To begin ...

As the twentieth century fades out
the nineteenth begins
it is as if nothing happened
though those who lived it thought
that everything was happening
enough to name a world for & a time
to hold it in your hand
unlimited.......the last delusion
like the perfect mask of death

Sunday, June 12, 2011

Outsider Poems, a Mini-Anthology in Progress (26): Merle Bachman, “Who Was Mikhl Likht?”

[Excerpted from Chapter 5, “Modernist Visions: Mikhl Likht at the Threshold,” in Recovering ‘Yiddishland’: Threshold Moments in American Literature (Syracuse University Press 2008) pages 187-190. More of/by Likht appeared earlier on Poems and Poetics, as an attempt, along with this, to recover a New York based experimental poet, whose work from the 20s & 30s was far more radical in structure & content than that of all but a handful of his American counterparts & to some degree predated most of them.  With this in mind Merle Bachman & I are engaging in an effort to bring his long poem, Processions, into English.  (J.R.)]

Yitskhok Libman, the editor of the avant-garde, New York City-based literary journal Unzer Bukh, called Mikhl Likht “[t]he most solid Yiddish verse-and-word-virtuoso of the twentieth century ...” (1954, 25), while renowned Yiddish literary critic Sh. Niger described him as an “... incomprehensible ‘babbler’ and mere ‘scribbler’” (qted in Libman, 26).

Other critics debated him as follows: Emanuel Fershleyser depicted Likht as an “individualistic rebel, [creeping] all the deeper into the extremes of modernism,” (1958, 102), while Sh. Tenenboym saw him as someone who “doesn’t go in the well-trod paths of most poets” (1949, 480).

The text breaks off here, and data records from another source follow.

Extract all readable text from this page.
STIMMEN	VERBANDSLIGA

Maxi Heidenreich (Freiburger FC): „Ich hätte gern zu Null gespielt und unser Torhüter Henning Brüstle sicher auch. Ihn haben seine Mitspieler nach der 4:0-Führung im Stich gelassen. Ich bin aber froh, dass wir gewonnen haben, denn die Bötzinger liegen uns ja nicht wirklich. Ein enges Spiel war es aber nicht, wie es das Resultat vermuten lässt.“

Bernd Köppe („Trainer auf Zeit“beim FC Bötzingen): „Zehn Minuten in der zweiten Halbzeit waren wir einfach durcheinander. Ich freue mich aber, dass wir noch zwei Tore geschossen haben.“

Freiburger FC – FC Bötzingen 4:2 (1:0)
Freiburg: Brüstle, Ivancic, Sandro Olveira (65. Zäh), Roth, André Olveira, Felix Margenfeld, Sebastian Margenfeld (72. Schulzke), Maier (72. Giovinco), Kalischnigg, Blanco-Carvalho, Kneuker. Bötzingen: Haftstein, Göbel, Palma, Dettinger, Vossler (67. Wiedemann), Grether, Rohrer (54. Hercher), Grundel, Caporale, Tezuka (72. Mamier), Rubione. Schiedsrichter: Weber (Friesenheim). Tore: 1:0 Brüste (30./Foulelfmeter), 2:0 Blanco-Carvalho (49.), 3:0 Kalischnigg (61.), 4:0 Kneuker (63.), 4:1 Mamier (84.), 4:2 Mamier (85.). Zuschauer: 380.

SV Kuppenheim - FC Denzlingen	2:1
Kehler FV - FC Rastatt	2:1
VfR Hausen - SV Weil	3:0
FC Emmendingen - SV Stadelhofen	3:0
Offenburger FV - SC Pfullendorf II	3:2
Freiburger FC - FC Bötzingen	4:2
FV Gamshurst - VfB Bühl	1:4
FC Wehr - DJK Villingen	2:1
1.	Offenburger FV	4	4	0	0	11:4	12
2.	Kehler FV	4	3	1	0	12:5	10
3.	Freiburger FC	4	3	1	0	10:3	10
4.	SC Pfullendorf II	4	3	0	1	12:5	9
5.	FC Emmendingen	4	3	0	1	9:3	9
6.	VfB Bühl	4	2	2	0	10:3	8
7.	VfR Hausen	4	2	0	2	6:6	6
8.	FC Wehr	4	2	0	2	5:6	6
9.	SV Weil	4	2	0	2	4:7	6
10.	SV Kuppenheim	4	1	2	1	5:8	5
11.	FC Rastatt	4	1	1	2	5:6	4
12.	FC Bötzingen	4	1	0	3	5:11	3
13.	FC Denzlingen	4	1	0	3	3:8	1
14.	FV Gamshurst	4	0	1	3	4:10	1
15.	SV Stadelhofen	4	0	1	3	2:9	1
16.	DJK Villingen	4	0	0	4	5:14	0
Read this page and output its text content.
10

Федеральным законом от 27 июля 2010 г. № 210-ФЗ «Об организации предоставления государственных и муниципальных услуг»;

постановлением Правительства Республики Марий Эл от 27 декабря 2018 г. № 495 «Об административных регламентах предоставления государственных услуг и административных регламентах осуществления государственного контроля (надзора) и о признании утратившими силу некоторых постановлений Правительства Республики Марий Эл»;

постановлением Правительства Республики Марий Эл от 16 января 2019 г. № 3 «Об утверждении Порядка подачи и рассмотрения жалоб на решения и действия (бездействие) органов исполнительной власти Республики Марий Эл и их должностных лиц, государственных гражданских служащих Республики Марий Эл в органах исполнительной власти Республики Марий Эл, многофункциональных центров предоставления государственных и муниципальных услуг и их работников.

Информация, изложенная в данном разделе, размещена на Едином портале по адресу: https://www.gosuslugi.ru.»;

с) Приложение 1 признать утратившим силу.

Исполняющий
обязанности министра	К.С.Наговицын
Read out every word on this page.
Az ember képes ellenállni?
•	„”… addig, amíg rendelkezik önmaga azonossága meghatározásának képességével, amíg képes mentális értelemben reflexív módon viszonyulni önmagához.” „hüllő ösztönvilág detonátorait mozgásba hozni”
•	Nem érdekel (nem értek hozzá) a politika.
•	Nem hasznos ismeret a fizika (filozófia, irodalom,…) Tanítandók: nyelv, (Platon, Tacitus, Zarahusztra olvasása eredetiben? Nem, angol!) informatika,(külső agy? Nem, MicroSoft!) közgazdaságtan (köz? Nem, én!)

The modernist poet Yankev Glatshteyn simply wrote: “There lived a Yiddish poet Mikhl Likht, who chose for himself the path of loneliness and aloneness.” (1953).

Who was Mikhl Likht?

Even if all you know about Yiddish is that it’s written in Hebrew letters from right to left (which is more knowledge than most people might have), you notice something different about many of Likht’s poems: there are blank spaces in the middle of lines; lines scatter across a page; some poems look like prose, others like an indented list. English words, citations, quotations, pop up here and there. No other Yiddish poets, no matter how “modern” their style, have poems that look quite like his.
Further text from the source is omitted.